Fisher, echoing the doctrine of nerve energies, produces food images in her recipes that call upon readers to use their subjective senses to link with and produce food. Here, correspondence between perception and object is unnecessary; food will emerge according the cook's personal taste. In Fisher's food images, the distance between subject and object, promoted through scopic regimes like Cartesian perspectivalism, collapses and connects the producer to his or her product. Fisher's recipes do not merely recite ingredients and dictate instructions; she does not list ingredients with their quantities and she does not describe cooking as a mechanical process. Instead, she uses subjective, qualitative terms that requires cooks to find out what "perfectly light and moist" dough feels like to them.

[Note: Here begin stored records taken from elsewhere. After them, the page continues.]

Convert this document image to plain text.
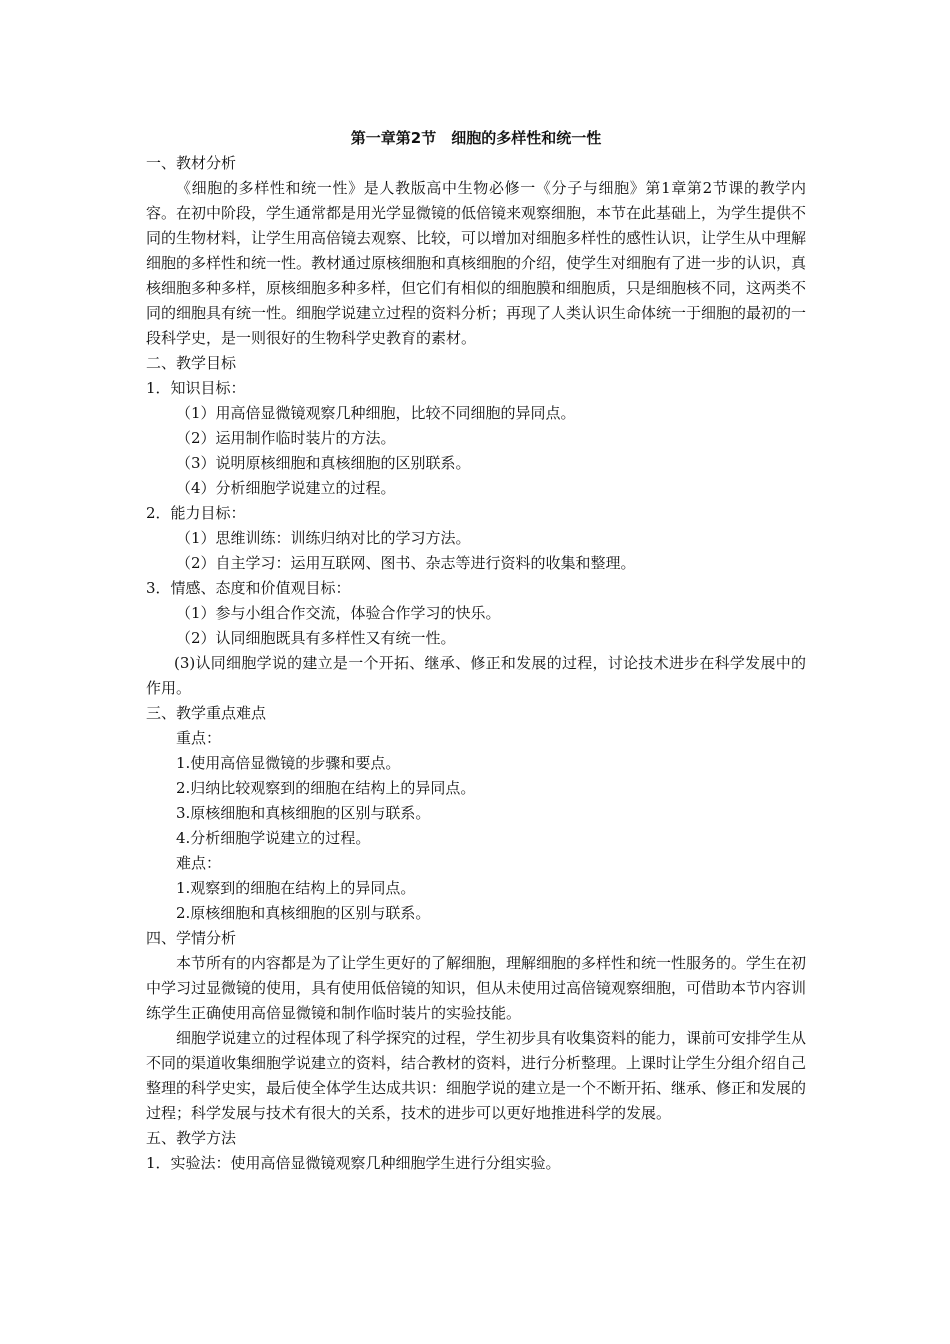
第一章第2节　细胞的多样性和统一性
一、教材分析

《细胞的多样性和统一性》是人教版高中生物必修一《分子与细胞》第1章第2节课的教学内容。在初中阶段，学生通常都是用光学显微镜的低倍镜来观察细胞，本节在此基础上，为学生提供不同的生物材料，让学生用高倍镜去观察、比较，可以增加对细胞多样性的感性认识，让学生从中理解细胞的多样性和统一性。教材通过原核细胞和真核细胞的介绍，使学生对细胞有了进一步的认识，真核细胞多种多样，原核细胞多种多样，但它们有相似的细胞膜和细胞质，只是细胞核不同，这两类不同的细胞具有统一性。细胞学说建立过程的资料分析；再现了人类认识生命体统一于细胞的最初的一段科学史，是一则很好的生物科学史教育的素材。

二、教学目标
1．知识目标：
（1）用高倍显微镜观察几种细胞，比较不同细胞的异同点。
（2）运用制作临时装片的方法。
（3）说明原核细胞和真核细胞的区别联系。
（4）分析细胞学说建立的过程。
2．能力目标：
（1）思维训练：训练归纳对比的学习方法。
（2）自主学习：运用互联网、图书、杂志等进行资料的收集和整理。
3．情感、态度和价值观目标：
（1）参与小组合作交流，体验合作学习的快乐。
（2）认同细胞既具有多样性又有统一性。

(3)认同细胞学说的建立是一个开拓、继承、修正和发展的过程，讨论技术进步在科学发展中的作用。

三、教学重点难点
重点：
1.使用高倍显微镜的步骤和要点。
2.归纳比较观察到的细胞在结构上的异同点。
3.原核细胞和真核细胞的区别与联系。
4.分析细胞学说建立的过程。
难点：
1.观察到的细胞在结构上的异同点。
2.原核细胞和真核细胞的区别与联系。
四、学情分析

本节所有的内容都是为了让学生更好的了解细胞，理解细胞的多样性和统一性服务的。学生在初中学习过显微镜的使用，具有使用低倍镜的知识，但从未使用过高倍镜观察细胞，可借助本节内容训练学生正确使用高倍显微镜和制作临时装片的实验技能。

细胞学说建立的过程体现了科学探究的过程，学生初步具有收集资料的能力，课前可安排学生从不同的渠道收集细胞学说建立的资料，结合教材的资料，进行分析整理。上课时让学生分组介绍自己整理的科学史实，最后使全体学生达成共识：细胞学说的建立是一个不断开拓、继承、修正和发展的过程；科学发展与技术有很大的关系，技术的进步可以更好地推进科学的发展。

五、教学方法
1．实验法：使用高倍显微镜观察几种细胞学生进行分组实验。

Blurring the boundaries between inside and outside, Fisher also draws from the African American literary tradition. Frederick Douglass, in his 1845 Narrative, uses the language of telegraphy to express the experience of thinking (Gilmore, Aesthetic Materialism, 111): thoughts, says Douglass, "flashed through my mind, and died away for want of utterance" (68). Douglass's flashing thoughts appear before him like the sudden appearance of a telegraphic message, challenging the image of a thinker who has total control over his own thoughts. For Douglass, thinking is coextensive with feeling, connecting mind and body. Abstract concepts like freedom were apprehended though feeling, not through an isolated a cognitive process. "I saw nothing without seeing it [freedom]," Douglass explains,"I heard nothing without hearing it, and felt nothing without feeling it" (69). Douglass apprehends freedom though multiple senses, not just through abstract definition. Likewise, Harriet Jacobs in her 1861 Incidents In The LIfe of A Slave Girl describes her grandmother's home in passive, sensual language: "There we always found sweet balsam for our troubles" (17). "Sweet balsam," signifying familial connection, appears without her conscious effort; her grandmother's love takes sensual form, a material rather than abstract image.